L’UNPI a communiqué en fin de semaine dernière sur la construction de logements, en indiquant que le chiffre de 500.000 logements ne paraissait pas réaliste, étant donné que « la notion même de besoin de logements au niveau national n’a pas de sens ».
Pour l’Union, « la politique du logement doit nécessairement être adaptée à la réalité locale du marché. Les choix politiques opérés ces dernières années sont très insuffisants ou vont à contresens de ce qu'il faudrait faire pour que chacun puisse se loger ».
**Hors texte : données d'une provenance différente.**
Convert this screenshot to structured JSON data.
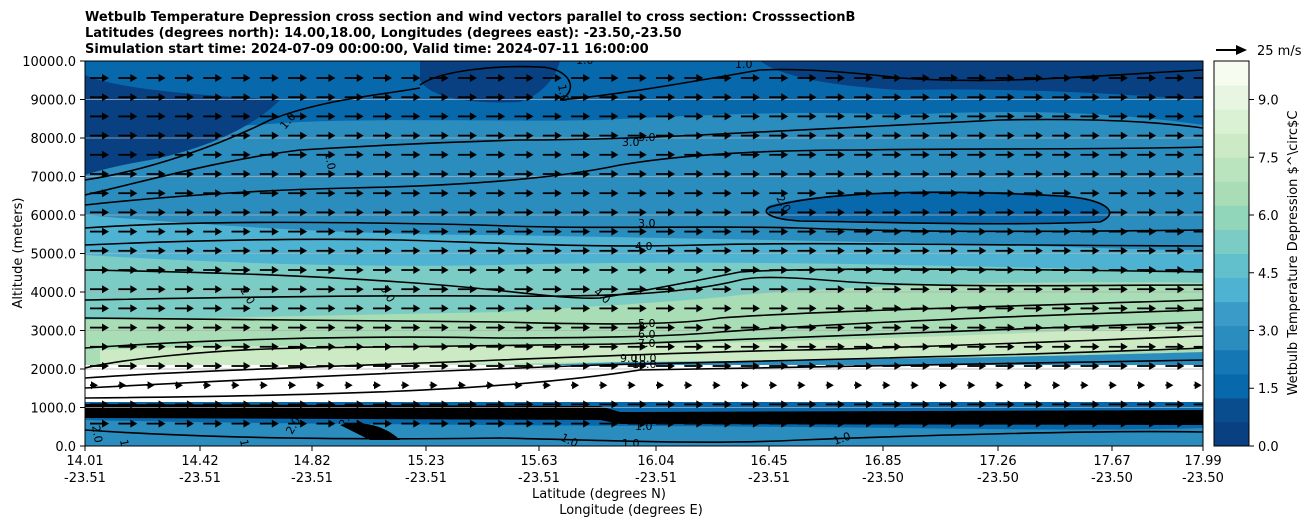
{
  "chart_data": {
    "type": "contourf",
    "title_lines": [
      "Wetbulb Temperature Depression cross section and wind vectors parallel to cross section: CrosssectionB",
      "Latitudes (degrees north): 14.00,18.00, Longitudes (degrees east): -23.50,-23.50",
      "Simulation start time: 2024-07-09 00:00:00, Valid time: 2024-07-11 16:00:00"
    ],
    "xlabel_lat": "Latitude (degrees N)",
    "xlabel_lon": "Longitude (degrees E)",
    "ylabel": "Altitude (meters)",
    "ylim": [
      0,
      10000
    ],
    "yticks": [
      "0.0",
      "1000.0",
      "2000.0",
      "3000.0",
      "4000.0",
      "5000.0",
      "6000.0",
      "7000.0",
      "8000.0",
      "9000.0",
      "10000.0"
    ],
    "xticks_lat": [
      "14.01",
      "14.42",
      "14.82",
      "15.23",
      "15.63",
      "16.04",
      "16.45",
      "16.85",
      "17.26",
      "17.67",
      "17.99"
    ],
    "xticks_lon": [
      "-23.51",
      "-23.51",
      "-23.51",
      "-23.51",
      "-23.51",
      "-23.51",
      "-23.51",
      "-23.50",
      "-23.50",
      "-23.50",
      "-23.50"
    ],
    "grid": "horizontal",
    "colorbar": {
      "label": "Wetbulb Temperature Depression $^\\circ$C",
      "ticks": [
        "0.0",
        "1.5",
        "3.0",
        "4.5",
        "6.0",
        "7.5",
        "9.0"
      ],
      "range": [
        0,
        10
      ],
      "colormap": "GnBu_r"
    },
    "quiver_key": "25 m/s",
    "contour_labels": [
      "1.0",
      "2.0",
      "3.0",
      "4.0",
      "5.0",
      "6.0",
      "7.0",
      "9.0",
      "10.0"
    ]
  }
}
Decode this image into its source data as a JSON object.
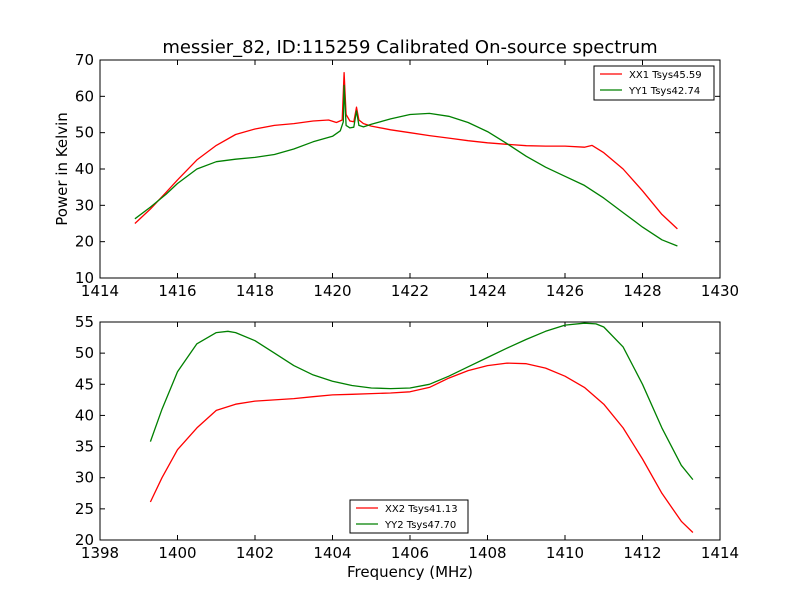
{
  "chart_data": [
    {
      "type": "line",
      "title": "messier_82, ID:115259 Calibrated On-source spectrum",
      "xlabel": "",
      "ylabel": "Power in Kelvin",
      "xlim": [
        1414,
        1430
      ],
      "ylim": [
        10,
        70
      ],
      "xticks": [
        1414,
        1416,
        1418,
        1420,
        1422,
        1424,
        1426,
        1428,
        1430
      ],
      "yticks": [
        10,
        20,
        30,
        40,
        50,
        60,
        70
      ],
      "grid": false,
      "legend_position": "top-right",
      "series": [
        {
          "name": "XX1 Tsys45.59",
          "color": "#ff0000",
          "x": [
            1414.9,
            1415.3,
            1415.7,
            1416.0,
            1416.5,
            1417.0,
            1417.5,
            1418.0,
            1418.5,
            1419.0,
            1419.5,
            1419.9,
            1420.1,
            1420.25,
            1420.3,
            1420.35,
            1420.45,
            1420.55,
            1420.62,
            1420.68,
            1420.8,
            1421.0,
            1421.5,
            1422.0,
            1422.5,
            1423.0,
            1423.5,
            1424.0,
            1424.5,
            1425.0,
            1425.5,
            1426.0,
            1426.5,
            1426.7,
            1427.0,
            1427.5,
            1428.0,
            1428.5,
            1428.9
          ],
          "y": [
            25,
            29,
            33.5,
            37,
            42.5,
            46.5,
            49.5,
            51,
            52,
            52.5,
            53.2,
            53.5,
            52.8,
            53.5,
            66.5,
            55,
            53.2,
            53,
            57,
            53.5,
            52.5,
            51.8,
            50.8,
            50,
            49.2,
            48.5,
            47.8,
            47.2,
            46.8,
            46.4,
            46.3,
            46.3,
            46,
            46.5,
            44.5,
            40,
            34,
            27.5,
            23.5
          ]
        },
        {
          "name": "YY1 Tsys42.74",
          "color": "#008000",
          "x": [
            1414.9,
            1415.3,
            1415.7,
            1416.0,
            1416.5,
            1417.0,
            1417.5,
            1418.0,
            1418.5,
            1419.0,
            1419.5,
            1420.0,
            1420.2,
            1420.28,
            1420.3,
            1420.35,
            1420.45,
            1420.55,
            1420.62,
            1420.68,
            1420.8,
            1421.0,
            1421.5,
            1422.0,
            1422.5,
            1423.0,
            1423.5,
            1424.0,
            1424.5,
            1425.0,
            1425.5,
            1426.0,
            1426.5,
            1427.0,
            1427.5,
            1428.0,
            1428.5,
            1428.9
          ],
          "y": [
            26.3,
            29.5,
            33,
            36,
            40,
            42,
            42.7,
            43.2,
            44,
            45.5,
            47.5,
            49,
            50.5,
            53,
            63,
            52,
            51.3,
            51.5,
            56,
            52,
            51.6,
            52.3,
            53.8,
            55,
            55.3,
            54.5,
            52.8,
            50.3,
            47,
            43.5,
            40.5,
            38,
            35.5,
            32,
            28,
            24,
            20.5,
            18.8
          ]
        }
      ]
    },
    {
      "type": "line",
      "title": "",
      "xlabel": "Frequency (MHz)",
      "ylabel": "",
      "xlim": [
        1398,
        1414
      ],
      "ylim": [
        20,
        55
      ],
      "xticks": [
        1398,
        1400,
        1402,
        1404,
        1406,
        1408,
        1410,
        1412,
        1414
      ],
      "yticks": [
        20,
        25,
        30,
        35,
        40,
        45,
        50,
        55
      ],
      "grid": false,
      "legend_position": "bottom-center",
      "series": [
        {
          "name": "XX2 Tsys41.13",
          "color": "#ff0000",
          "x": [
            1399.3,
            1399.6,
            1400.0,
            1400.5,
            1401.0,
            1401.5,
            1402.0,
            1402.5,
            1403.0,
            1403.5,
            1404.0,
            1404.5,
            1405.0,
            1405.5,
            1406.0,
            1406.5,
            1407.0,
            1407.5,
            1408.0,
            1408.5,
            1409.0,
            1409.5,
            1410.0,
            1410.5,
            1411.0,
            1411.5,
            1412.0,
            1412.5,
            1413.0,
            1413.3
          ],
          "y": [
            26.1,
            30,
            34.5,
            38,
            40.8,
            41.8,
            42.3,
            42.5,
            42.7,
            43,
            43.3,
            43.4,
            43.5,
            43.6,
            43.8,
            44.5,
            46,
            47.2,
            48,
            48.4,
            48.3,
            47.6,
            46.3,
            44.5,
            41.8,
            38,
            33,
            27.5,
            23,
            21.2
          ]
        },
        {
          "name": "YY2 Tsys47.70",
          "color": "#008000",
          "x": [
            1399.3,
            1399.6,
            1400.0,
            1400.5,
            1401.0,
            1401.3,
            1401.5,
            1402.0,
            1402.5,
            1403.0,
            1403.5,
            1404.0,
            1404.5,
            1405.0,
            1405.5,
            1406.0,
            1406.5,
            1407.0,
            1407.5,
            1408.0,
            1408.5,
            1409.0,
            1409.5,
            1410.0,
            1410.5,
            1410.8,
            1411.0,
            1411.5,
            1412.0,
            1412.5,
            1413.0,
            1413.3
          ],
          "y": [
            35.8,
            41,
            47,
            51.5,
            53.3,
            53.5,
            53.3,
            52,
            50,
            48,
            46.5,
            45.5,
            44.8,
            44.4,
            44.3,
            44.4,
            45,
            46.3,
            47.8,
            49.3,
            50.8,
            52.2,
            53.5,
            54.5,
            54.8,
            54.7,
            54.2,
            51,
            45,
            38,
            32,
            29.7
          ]
        }
      ]
    }
  ]
}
Pour l’UNPI, il faut ainsi prendre en compte dans un premier temps la projection de l’accroissement du nombre de ménages, sachant qu’on comptabilise en moyenne 2,2 personnes par logement. « Pour loger les 300 000 personnes supplémentaires, il en faudrait donc 300 000 : 2,2 = 136 000 » indique ainsi l’Union.
Les logements manquants en question
Dans un second temps, l’Union tend à réfuter l’idée selon laquelle il y aurait un déficit de logements lié au retard pris en matière de construction neuve au cours des précédentes décennies. Pour Jean Perrin, « le leitmotiv qui consiste à construire toujours plus doit être remis en cause : il faut construire selon les besoins dans des zones ciblées » indique-t-il, notant que certains marchés sont plutôt en mal de locataires que de logements.
Pour les propriétaires immobiliers, ces chiffres liés aux logements « manquants », « trop généraux et non ciblés, ne peuvent suffire à orienter une politique du logement efficace ». Ils souhaitent ainsi que les logements existants soient occupés avant de construire.